The pan-European STOXX 600 index rose 0.3% after falling almost 2% on Tuesday, their worst selloff this year.
The European oil & gas index jumped 2.0%, with shares of Royal Dutch Shell Plc , BP Plc, Paris-listed shares of TechnipFMC rising over 3.5% each.
A jump in crude prices driven by signs of a swift economic rebound and upbeat forecasts for energy demand also pushed London's FTSE 100 index up 0.8%.
Data showed Britain's economy grew by a stronger-than-expected 2.1% in March from February. [.L]
Major European bourses also shrugged off a surprisingly strong read on U.S. inflation which dragged down Wall Street's main indexes deep in the red. [.N]
"In Europe dollar strength has borne down on the euro and sterling and allowed space for rallies in indices across the continent," said Chris Beauchamp, chief market analyst at IG.
"Another sign that perhaps European markets are the next 'place to be' for many investors."
Ample liquidity, a global semiconductor shortage and a recent rally in commodity prices are heightening fears of inflation as developed economies gradually reopen after lockdowns imposed to curb coronavirus outbreaks.
Miners provided the biggest boost, with shares of Glencore, Anglo American and Rio Tinto gaining about a percent each as commodity prices continued to rally. [MET/L]
"We have a kind of central bank-sanctioned rally in commodities because they want the economy to run hot. That is great for industrials and materials and those stocks will continue to do well," said Marija Veitmane, senior multi-asset strategist at State Street Global Markets.
European earnings are now expected to surge 90.2% in the first quarter, as per Refinitiv IBES data, up from a forecast of 83.1% growth last week.

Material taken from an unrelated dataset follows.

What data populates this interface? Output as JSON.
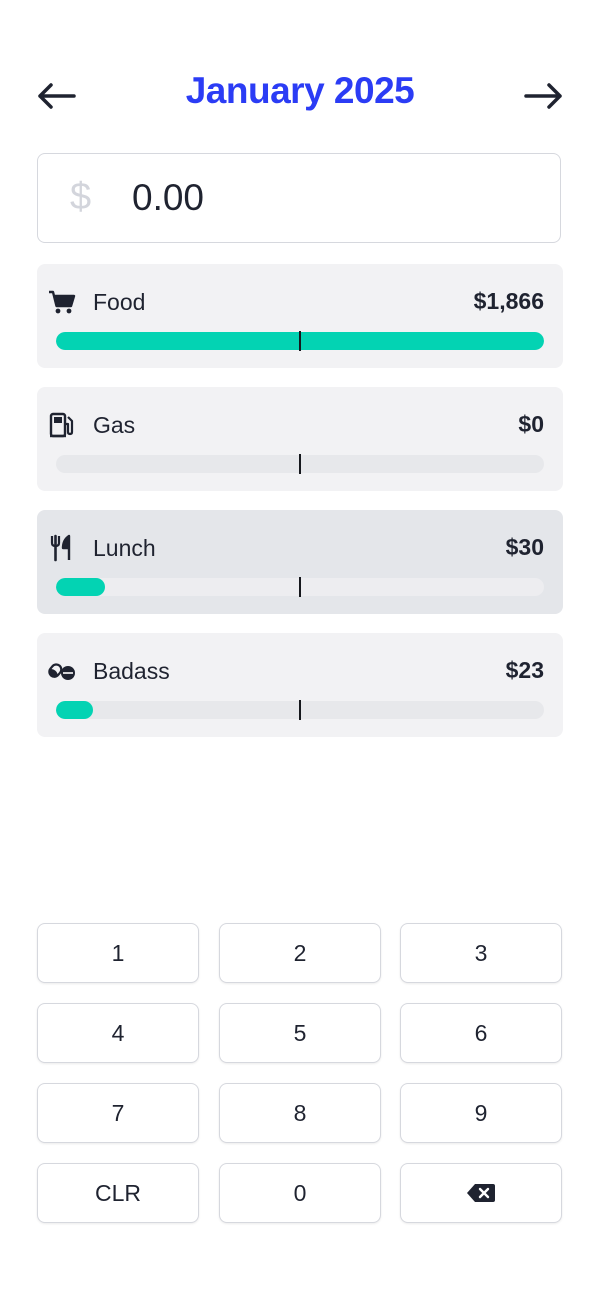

German lender Commerzbank jumped 8.6% after it beat expectations for first-quarter profit and raised its revenue outlook.
Spirits maker Diageo rose 3.4% on restarting its capital return program, while Amsterdam-based technology investor Prosus NV gained 2.1%, buoyed by plans to acquire up to 45.4% of shares in its parent Naspers.
French video games company Ubisoft fell 11.1% after it warned that operating profit might fall this financial year.